Come scoprire se un ETF è liquido? Approfondiamo una delle tematiche più importanti inerenti il mondo degli investimenti. Si tratta di un fattore importante in quanto più questa variabile è bassa e maggiori sono i costi occulti sostenuti dall’investitore.
Uno dei cosiddetti costi occulti degli ETF è rappresentato dallo spread tra denaro e lettera che l’investitore deve sostenere nel momento di una compravendita. Lo spread bid/ask, come viene chiamato da molti operatori, rappresenta un fattore irrilevante per gli ETF con maggiore capitalizzazione di mercato (ad esempio iShares Core MSCI World oppure Vanguard FTSE All Country World), mentre è un elemento particolarmente impattane su tutti quegli ETF tematici o comunque di nicchia caratterizzati da volumi modesti in ogni contrattazione quotidiana di borsa. Determinando il grado di liquidità di un ETF.

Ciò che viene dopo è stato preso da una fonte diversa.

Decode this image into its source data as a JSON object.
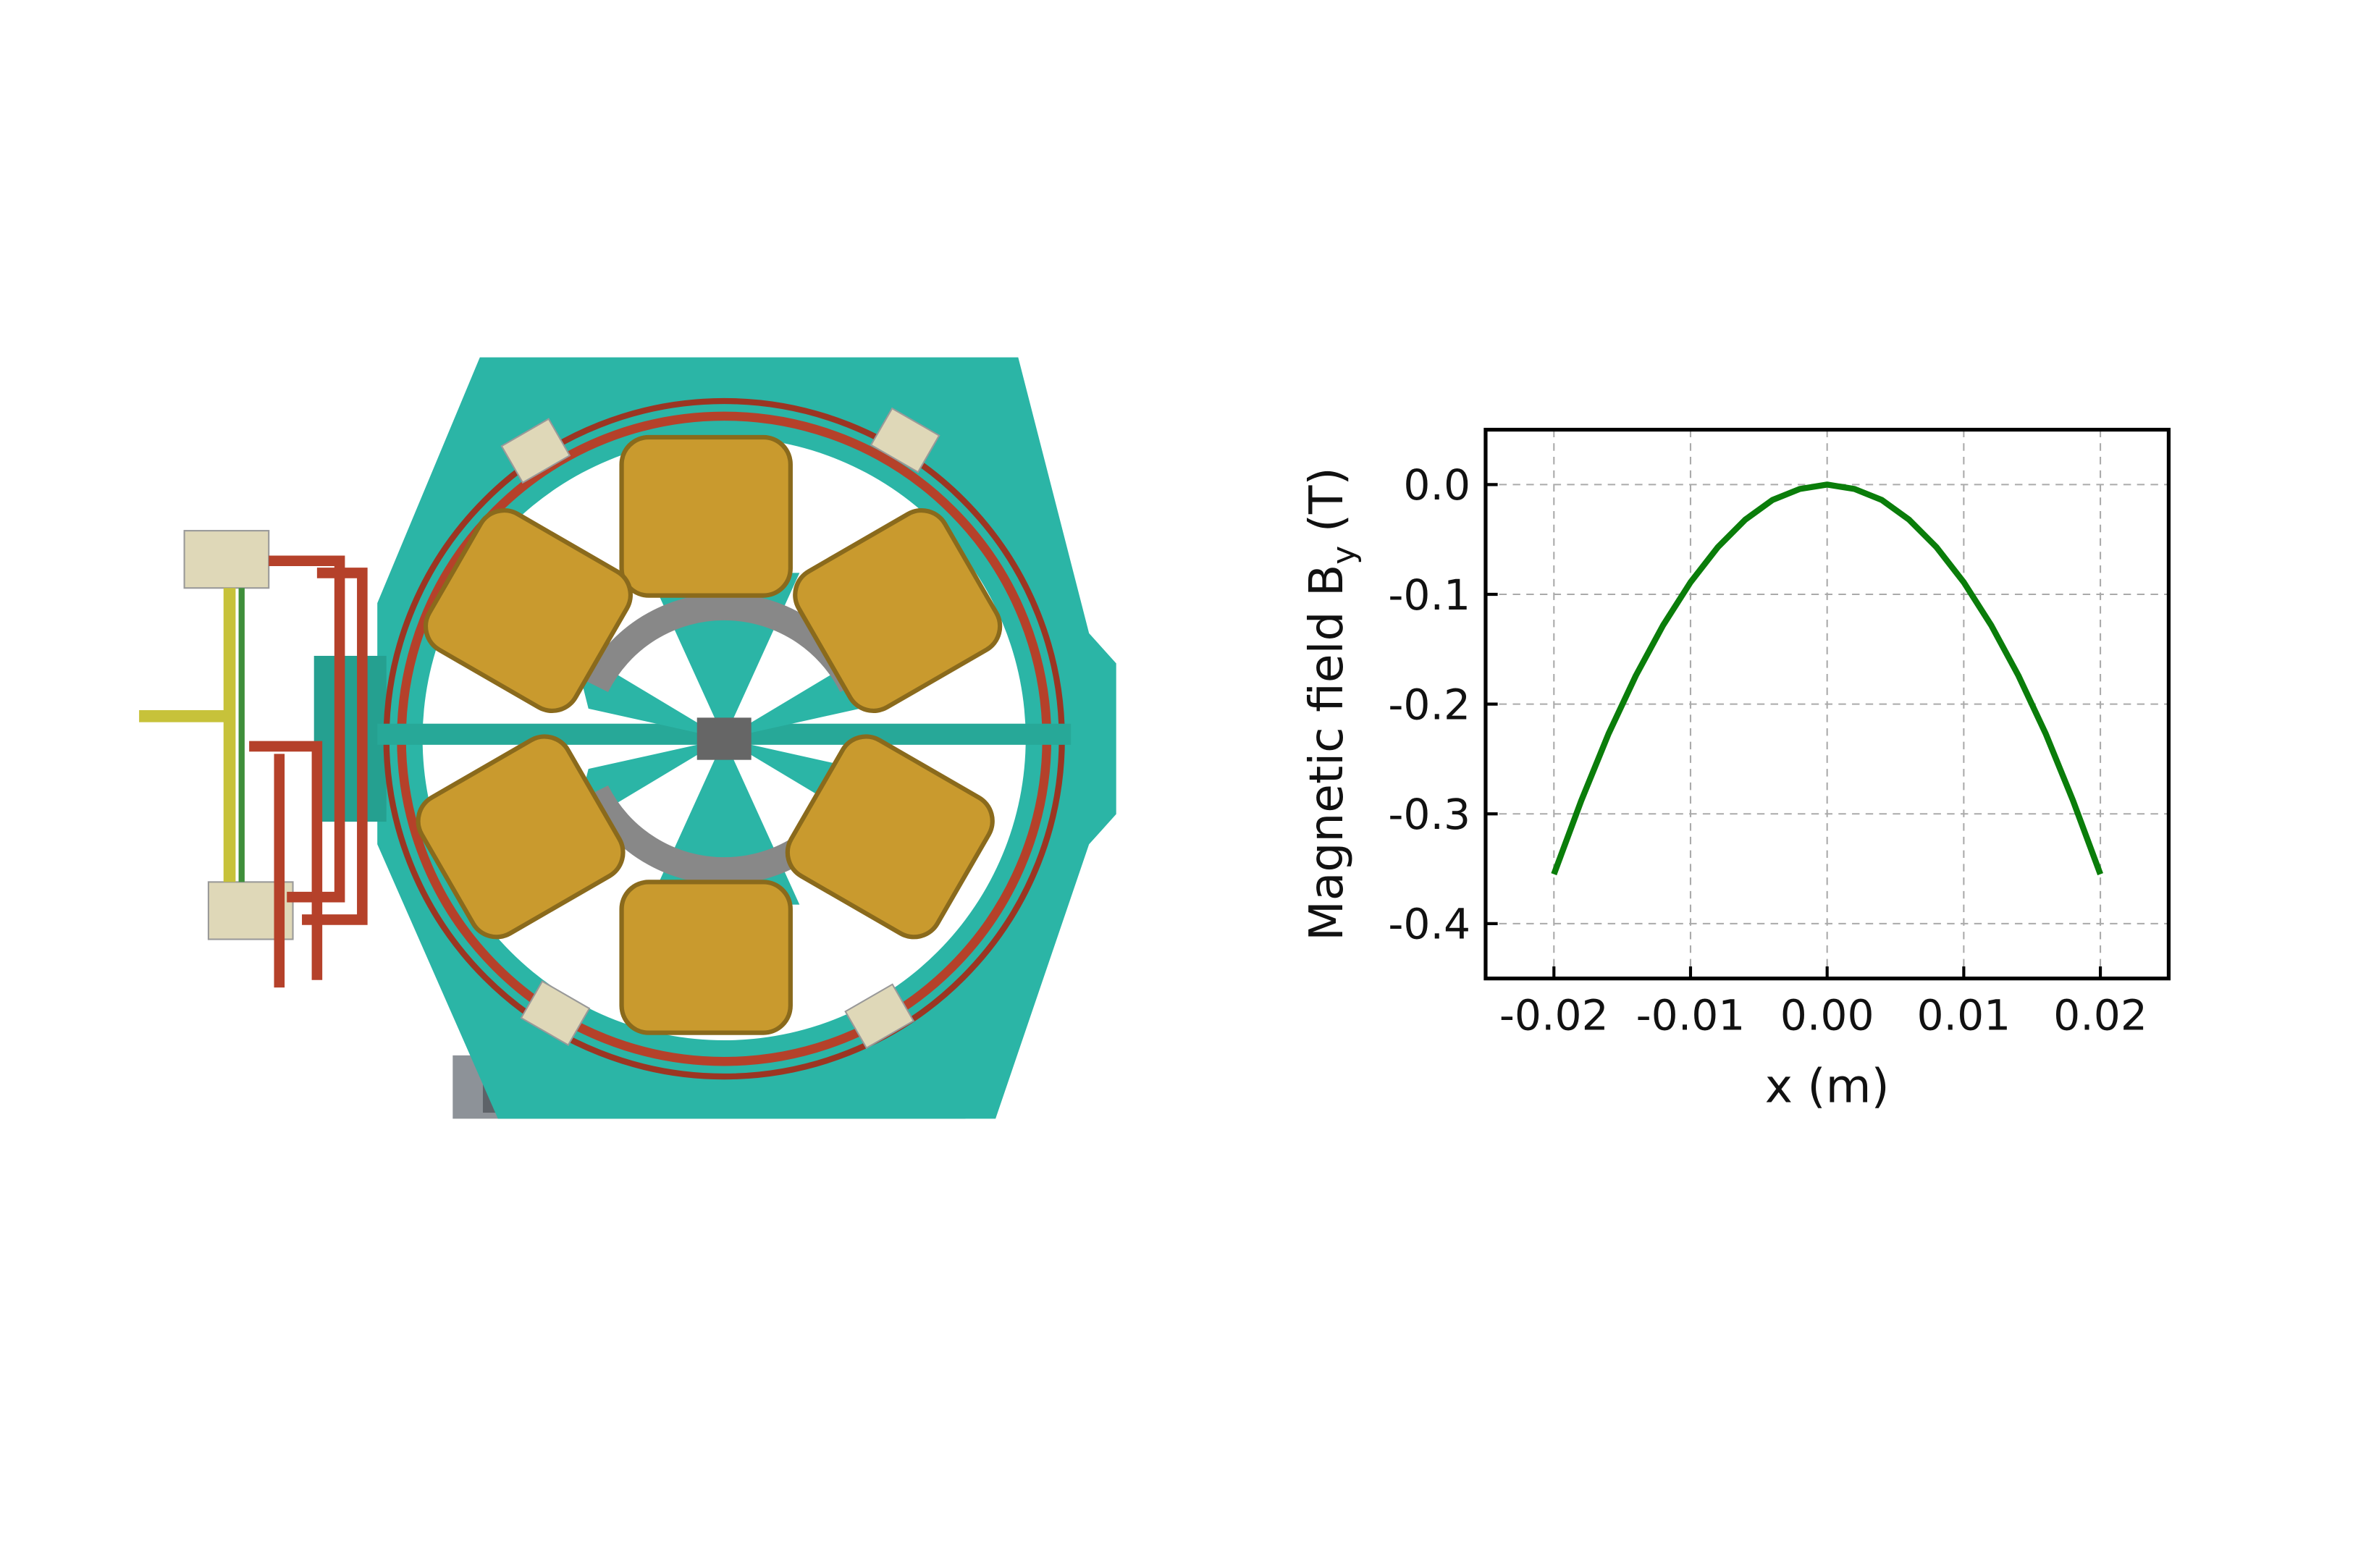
{
  "chart_data": {
    "type": "line",
    "xlabel": "x (m)",
    "ylabel_parts": [
      "Magnetic field B",
      "y",
      "(T)"
    ],
    "x": [
      -0.02,
      -0.018,
      -0.016,
      -0.014,
      -0.012,
      -0.01,
      -0.008,
      -0.006,
      -0.004,
      -0.002,
      0,
      0.002,
      0.004,
      0.006,
      0.008,
      0.01,
      0.012,
      0.014,
      0.016,
      0.018,
      0.02
    ],
    "series": [
      {
        "color": "#0a7d0a",
        "values": [
          -0.355,
          -0.288,
          -0.227,
          -0.174,
          -0.128,
          -0.089,
          -0.057,
          -0.032,
          -0.014,
          -0.004,
          0,
          -0.004,
          -0.014,
          -0.032,
          -0.057,
          -0.089,
          -0.128,
          -0.174,
          -0.227,
          -0.288,
          -0.355
        ]
      }
    ],
    "xlim": [
      -0.025,
      0.025
    ],
    "xticks": [
      -0.02,
      -0.01,
      {
        "value": 0,
        "label": "0.00"
      },
      0.01,
      0.02
    ],
    "ylim": [
      -0.45,
      0.05
    ],
    "yticks": [
      {
        "value": 0,
        "label": "0.0"
      },
      -0.1,
      -0.2,
      -0.3,
      -0.4
    ],
    "grid": true
  }
}
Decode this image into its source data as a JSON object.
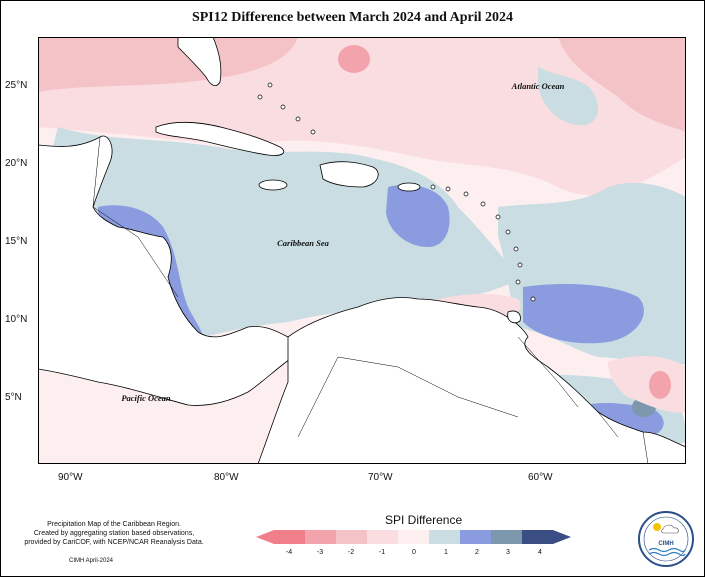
{
  "title": "SPI12 Difference between March 2024 and April 2024",
  "map": {
    "lat_labels": [
      "25°N",
      "20°N",
      "15°N",
      "10°N",
      "5°N"
    ],
    "lon_labels": [
      "90°W",
      "80°W",
      "70°W",
      "60°W"
    ],
    "place_labels": {
      "atlantic": "Atlantic Ocean",
      "caribbean": "Caribbean Sea",
      "pacific": "Pacific Ocean"
    },
    "colors": {
      "land": "#ffffff",
      "coast": "#000000",
      "neg4": "#f07f8a",
      "neg3": "#f2a3ab",
      "neg2": "#f4c3c8",
      "neg1": "#fadde0",
      "zero": "#fdeef0",
      "pos1": "#c9dde3",
      "pos2": "#8a9be0",
      "pos3": "#7d98ad",
      "pos4": "#3b4e84"
    }
  },
  "legend": {
    "title": "SPI Difference",
    "ticks": [
      "-4",
      "-3",
      "-2",
      "-1",
      "0",
      "1",
      "2",
      "3",
      "4"
    ]
  },
  "credits": {
    "line1": "Precipitation Map of the Caribbean Region.",
    "line2": "Created by aggregating station based observations,",
    "line3": "provided by CariCOF, with NCEP/NCAR Reanalysis Data.",
    "stamp": "CIMH April-2024"
  },
  "logo": {
    "text": "CIMH"
  }
}
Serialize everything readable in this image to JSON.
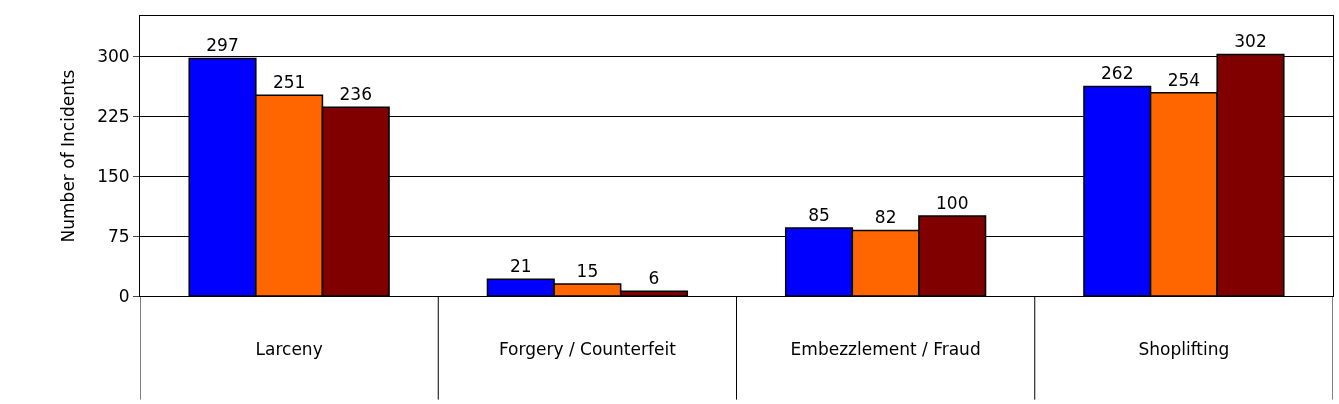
{
  "chart_data": {
    "type": "bar",
    "ylabel": "Number of Incidents",
    "categories": [
      "Larceny",
      "Forgery / Counterfeit",
      "Embezzlement / Fraud",
      "Shoplifting"
    ],
    "series": [
      {
        "color": "#0000ff",
        "values": [
          297,
          21,
          85,
          262
        ]
      },
      {
        "color": "#ff6600",
        "values": [
          251,
          15,
          82,
          254
        ]
      },
      {
        "color": "#800000",
        "values": [
          236,
          6,
          100,
          302
        ]
      }
    ],
    "ylim": [
      0,
      350
    ],
    "yticks": [
      0,
      75,
      150,
      225,
      300
    ],
    "grid": "y",
    "data_labels": true
  }
}
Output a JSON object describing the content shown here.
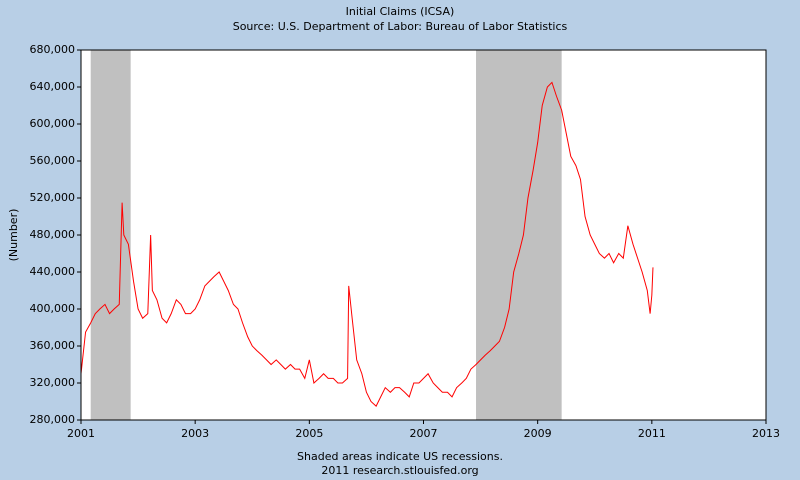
{
  "chart_data": {
    "type": "line",
    "title": "Initial Claims (ICSA)",
    "subtitle": "Source: U.S. Department of Labor: Bureau of Labor Statistics",
    "y_label": "(Number)",
    "notes": [
      "Shaded areas indicate US recessions.",
      "2011 research.stlouisfed.org"
    ],
    "xlim": [
      2001,
      2013
    ],
    "xticks": [
      2001,
      2003,
      2005,
      2007,
      2009,
      2011,
      2013
    ],
    "ylim": [
      280000,
      680000
    ],
    "yticks": [
      {
        "value": 280000,
        "label": "280,000"
      },
      {
        "value": 320000,
        "label": "320,000"
      },
      {
        "value": 360000,
        "label": "360,000"
      },
      {
        "value": 400000,
        "label": "400,000"
      },
      {
        "value": 440000,
        "label": "440,000"
      },
      {
        "value": 480000,
        "label": "480,000"
      },
      {
        "value": 520000,
        "label": "520,000"
      },
      {
        "value": 560000,
        "label": "560,000"
      },
      {
        "value": 600000,
        "label": "600,000"
      },
      {
        "value": 640000,
        "label": "640,000"
      },
      {
        "value": 680000,
        "label": "680,000"
      }
    ],
    "grid": false,
    "recessions": [
      [
        2001.17,
        2001.87
      ],
      [
        2007.92,
        2009.42
      ]
    ],
    "recession_color": "#c0c0c0",
    "x": [
      2001.0,
      2001.08,
      2001.17,
      2001.25,
      2001.33,
      2001.42,
      2001.5,
      2001.58,
      2001.67,
      2001.72,
      2001.75,
      2001.83,
      2001.92,
      2002.0,
      2002.08,
      2002.17,
      2002.22,
      2002.25,
      2002.33,
      2002.42,
      2002.5,
      2002.58,
      2002.67,
      2002.75,
      2002.83,
      2002.92,
      2003.0,
      2003.08,
      2003.17,
      2003.25,
      2003.33,
      2003.42,
      2003.5,
      2003.58,
      2003.67,
      2003.75,
      2003.83,
      2003.92,
      2004.0,
      2004.08,
      2004.17,
      2004.25,
      2004.33,
      2004.42,
      2004.5,
      2004.58,
      2004.67,
      2004.75,
      2004.83,
      2004.92,
      2005.0,
      2005.08,
      2005.17,
      2005.25,
      2005.33,
      2005.42,
      2005.5,
      2005.58,
      2005.67,
      2005.69,
      2005.75,
      2005.83,
      2005.92,
      2006.0,
      2006.08,
      2006.17,
      2006.25,
      2006.33,
      2006.42,
      2006.5,
      2006.58,
      2006.67,
      2006.75,
      2006.83,
      2006.92,
      2007.0,
      2007.08,
      2007.17,
      2007.25,
      2007.33,
      2007.42,
      2007.5,
      2007.58,
      2007.67,
      2007.75,
      2007.83,
      2007.92,
      2008.0,
      2008.08,
      2008.17,
      2008.25,
      2008.33,
      2008.42,
      2008.5,
      2008.58,
      2008.67,
      2008.75,
      2008.83,
      2008.92,
      2009.0,
      2009.08,
      2009.17,
      2009.25,
      2009.33,
      2009.42,
      2009.5,
      2009.58,
      2009.67,
      2009.75,
      2009.83,
      2009.92,
      2010.0,
      2010.08,
      2010.17,
      2010.25,
      2010.33,
      2010.42,
      2010.5,
      2010.58,
      2010.67,
      2010.75,
      2010.83,
      2010.92,
      2010.97,
      2011.0,
      2011.02
    ],
    "series": [
      {
        "name": "ICSA",
        "color": "#ff0000",
        "values": [
          330000,
          375000,
          385000,
          395000,
          400000,
          405000,
          395000,
          400000,
          405000,
          515000,
          480000,
          470000,
          430000,
          400000,
          390000,
          395000,
          480000,
          420000,
          410000,
          390000,
          385000,
          395000,
          410000,
          405000,
          395000,
          395000,
          400000,
          410000,
          425000,
          430000,
          435000,
          440000,
          430000,
          420000,
          405000,
          400000,
          385000,
          370000,
          360000,
          355000,
          350000,
          345000,
          340000,
          345000,
          340000,
          335000,
          340000,
          335000,
          335000,
          325000,
          345000,
          320000,
          325000,
          330000,
          325000,
          325000,
          320000,
          320000,
          325000,
          425000,
          390000,
          345000,
          330000,
          310000,
          300000,
          295000,
          305000,
          315000,
          310000,
          315000,
          315000,
          310000,
          305000,
          320000,
          320000,
          325000,
          330000,
          320000,
          315000,
          310000,
          310000,
          305000,
          315000,
          320000,
          325000,
          335000,
          340000,
          345000,
          350000,
          355000,
          360000,
          365000,
          380000,
          400000,
          440000,
          460000,
          480000,
          520000,
          550000,
          580000,
          620000,
          640000,
          645000,
          630000,
          615000,
          590000,
          565000,
          555000,
          540000,
          500000,
          480000,
          470000,
          460000,
          455000,
          460000,
          450000,
          460000,
          455000,
          490000,
          470000,
          455000,
          440000,
          420000,
          395000,
          415000,
          445000
        ]
      }
    ]
  }
}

Naturalmente il fattore liquidità è rilevante per chi fa trading e gioca su variazioni percentuali modeste per fare utili rapidamente. Meno impattante per chi opera su orizzonti temporali molto lunghi come 10-15 anni, periodo nel quale questo differenziale di prezzo viene spalmato sul costo totale diventando poco significativo.
ETF: come capire se è liquido o no
Ma come possiamo capire se un ETF è liquido? Prima di tutto serve comprendere qual è la differenza media di prezzo tra chi vende e chi compra. Non bisogna farsi ingannare dal nome dell’emittente. Non è detto che gli ETF emessi da iShares abbiamo gradi di liquidità sempre elevati. Se ad esempio l’iShares Core World ha uno spread denaro lettera medio mensile dello 0,01%, l’iShares Digital Security ha uno spread dello 0,15% e l’iShares MSCI Saudi Arabia dello 0,20%.
Più che l’emittente è comunque il tipo di mercato che viene replicato che spesso fa la differenza quanto a liquidità dell’ETF. Ad esempio, l’ETF VanEck New China ESG ha uno spread giornaliero dello 0,40%, il Franklin Catholic Principles Emerging Market addirittura dello 0,67%. Il primo consiglio è quello di valutare le masse amministrate e la storia dell’ETF. Se la capitalizzazione supera i 100 milioni di euro e l’ETF “vive” da oltre 3 anni probabilmente la liquidità sarà sufficiente per contenere lo spread dentro livelli accettabili.
Nonostante questo filtro è opportuno un ulteriore approfondimento. Navigando online sui siti specializzati è possibile infatti esaminare nelle pagine ad hoc dei singoli strumenti non solo il valore in termini di prezzo denaro/lettera ma anche lo spread in valore assoluto e percentuale. Valori percentuali superiori allo 0,3% sconsigliano l’inserimento dell’ETF all’interno di un portafoglio, soprattutto se si ha intenzione di attivare un piano di accumulo su questo strumento, i cosiddetti PAC.
Per chi volesse evitare una ricerca ETF per ETF sui siti specializzati è possibile scaricarsi il documento aggiornato mensilmente da Borsa Italiana. In questo documento vengono forniti tutti i riscontri statistici degli ETF quotati in Italia. Nello specifico, per gli spread vengono fornite indicazioni per fasce di importo crescenti per valutare gli impatti su investimenti modesti oppure più consistenti.
Il requisito di liquidità non necessariamente è soddisfatto da questi controlli. Ad esempio potrebbe essere presente uno spread contenuto ma con volumi molto sottili che impediscono di vendere numeri di quote consistenti. Con queste semplici operazioni possiamo però mettere sotto controllo uno dei fattori di costo occulti degli ETF. Sempre ragionando in prospettiva di quale orizzonte temporale ci interessa. Maggiore sarà la permanenza in portafoglio di uno strumento e minore sarà l’incidenza della bassa liquidità.
Attenzione però anche al fatto che bassa liquidità spesso nasconde elevati rischi di liquidazione dello strumento da parte dell’emittente in quanto antieconomico. E la sorpresa potrebbe rivelarsi spiacevole visto che solitamente arriva in momenti di scarse performance dello strumento.